More than just a shake..

Richard Williams
The TH_NK Project
Published in
3 min readFeb 23, 2017

I recently read somewhere…

“The road to recovery with mental health is more serious than an Instagram account full of meals and gym selfies.”

It annoyed me.

I have been very open about using health and fitness as a catalyst and focus for escaping the dark times. I’m building a brand around the very concept. So to hear someone depreciate it so easily struck a chord.

For anyone who has read or understands the principal of the book “The Chimp Paradox” you will know that there are essentially three parts to your brain. The section that deals with your emotions, good and happy (The Chimp), the section that controls your logic dealing in facts or truth (The Human) and the computer which stores memory, programmed thoughts and behaviours.

Anyway, my chimp went wild, jumping up and raging at the narrow minded nature of such a comment. How could they know what is or isn’t right when it comes to recovering from mental illness? How limiting can a quote like that be to someone who feels damaged and insecure about their path in life. To someone who has taken what can be a monumental step in the right direction and cooked that healthy meal or stepped foot in the gym for the first time. This can often be the hardest decision ever made, yet to others it seems so simple.

Pretty much every study out there will link a healthy mind with a healthy body and vice versa. This is a fact and cannot be disputed.

The human element of my brain then kicked in. Neuroscience is a powerful thing.

For starters, that comment wasn’t aimed at me, and in context, may even be a fair one. After all, although my own Instagram is full of meals, protein shakes, selfies, workout plans and diet tips, what it doesn’t show is a hidden side to me. A side where I regularly receive counselling to help me better understand myself and deal with what life throws at me. Would fitness alone have taken me from ground zero to forward thinking? Maybe, but additional guidance fast tracked me there and gave me the support I needed to get back on track.
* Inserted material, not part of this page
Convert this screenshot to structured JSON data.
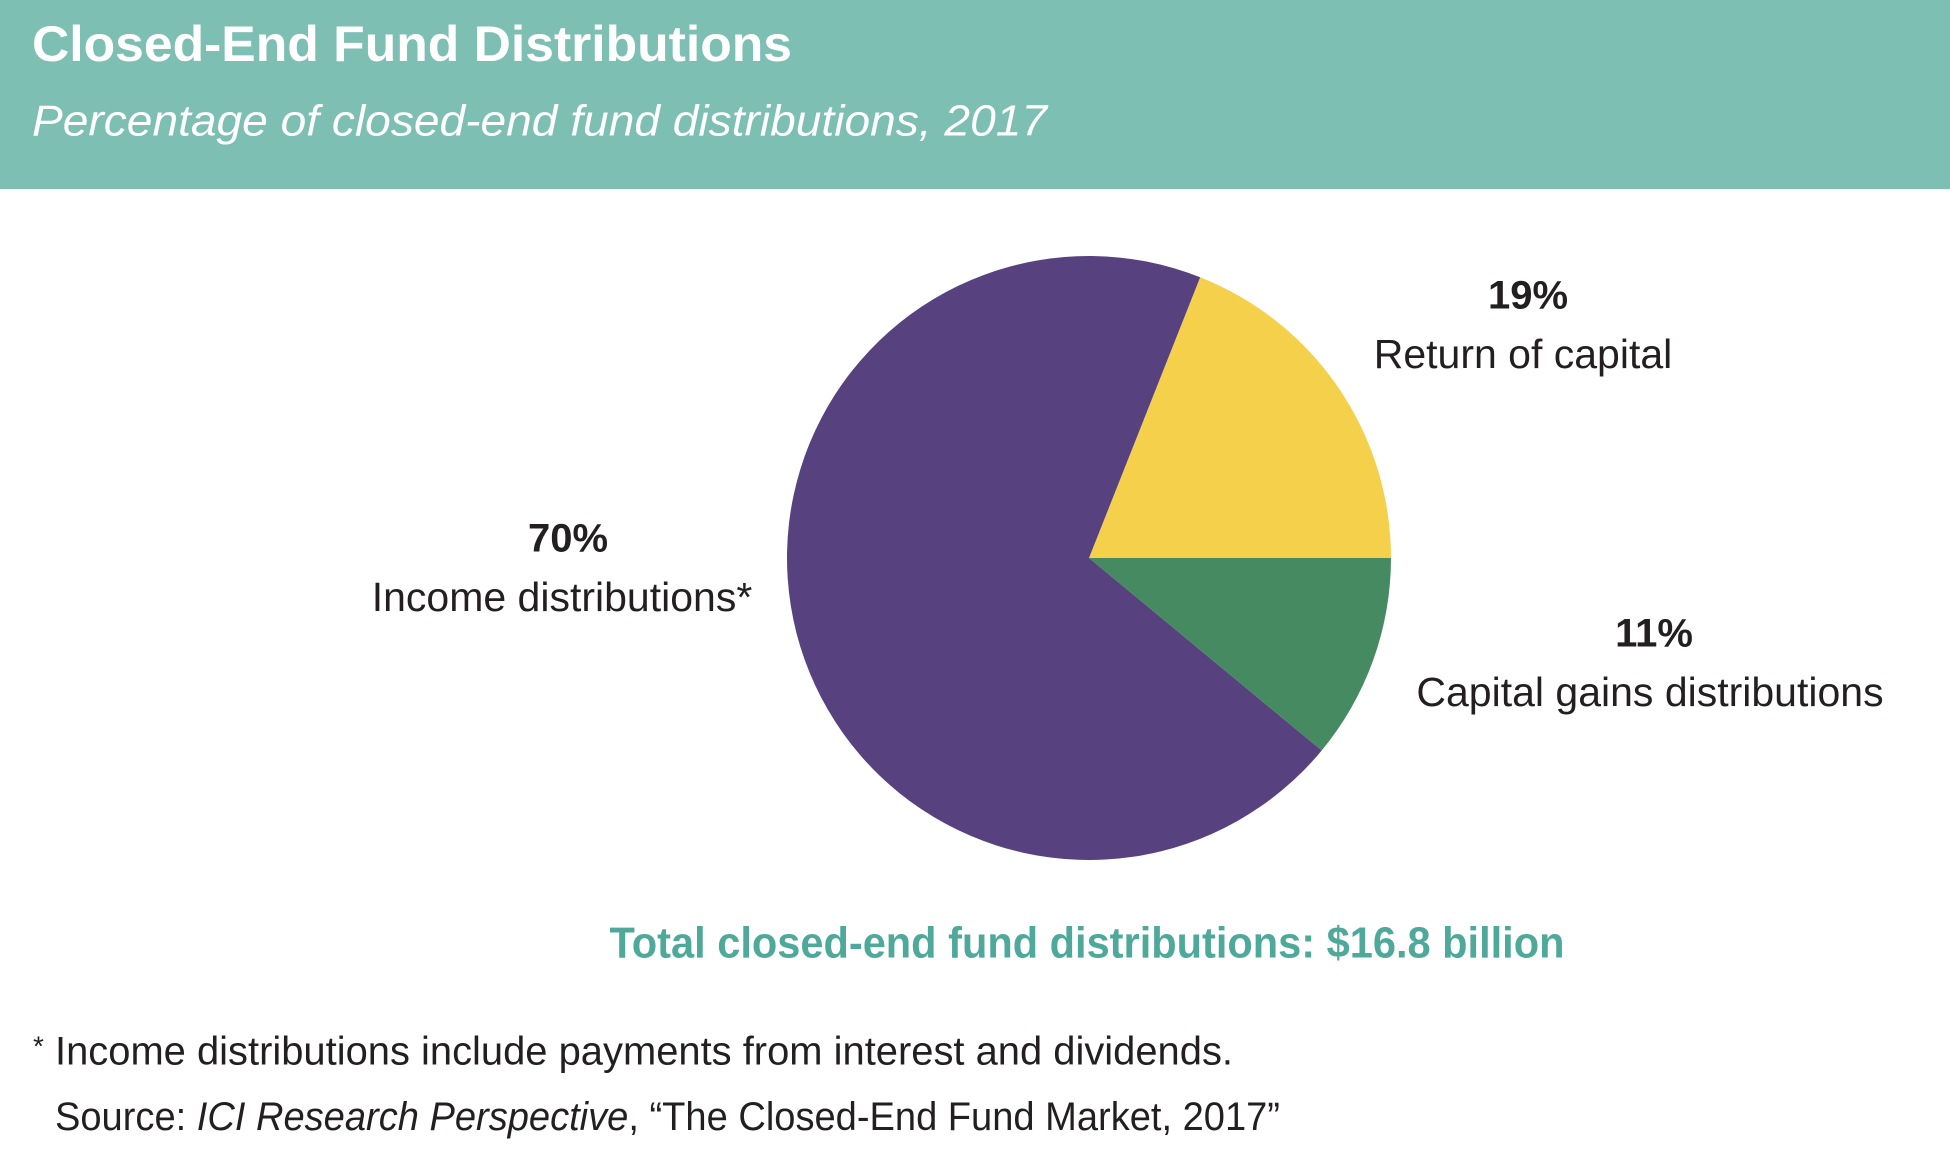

This is a deeply personal area of my life which I have treated for the best part of a year as a completely closed book. My main fear is that people will judge me for the worse. See me as weaker than them or incapable in and out of the work place.

“How can he stand in front of a brand and influence them to purchase when he needs weekly help to prevent himself from falling apart?”

“How can I tell him I have split up with my girlfriend and need his friendship when he has so much on his plate?”

This is just the way I think. A paranoid thought process that can eat away at me unless managed the right way.

I guess the point here is that we all have our own journey. When it comes to mental health or simply feeling down and out, there is no one size fits all. For every protein shake, there is a song, or a family trip, or a poem. Whatever it is that helps you to focus on what’s important, spark the surge of endorphins that could quite literally make or break your day.

We have a duty to ignore our Chimp, and the factors around us we cannot control. Our duty is to focus on what makes us happy, focus on ourselves and whatever it takes to move forward.

I have pledged to me more open and honest with how I feel, opening the pages of that book a little to let you read the first chapter. Maybe if the response is a positive one I may even give you the whole book.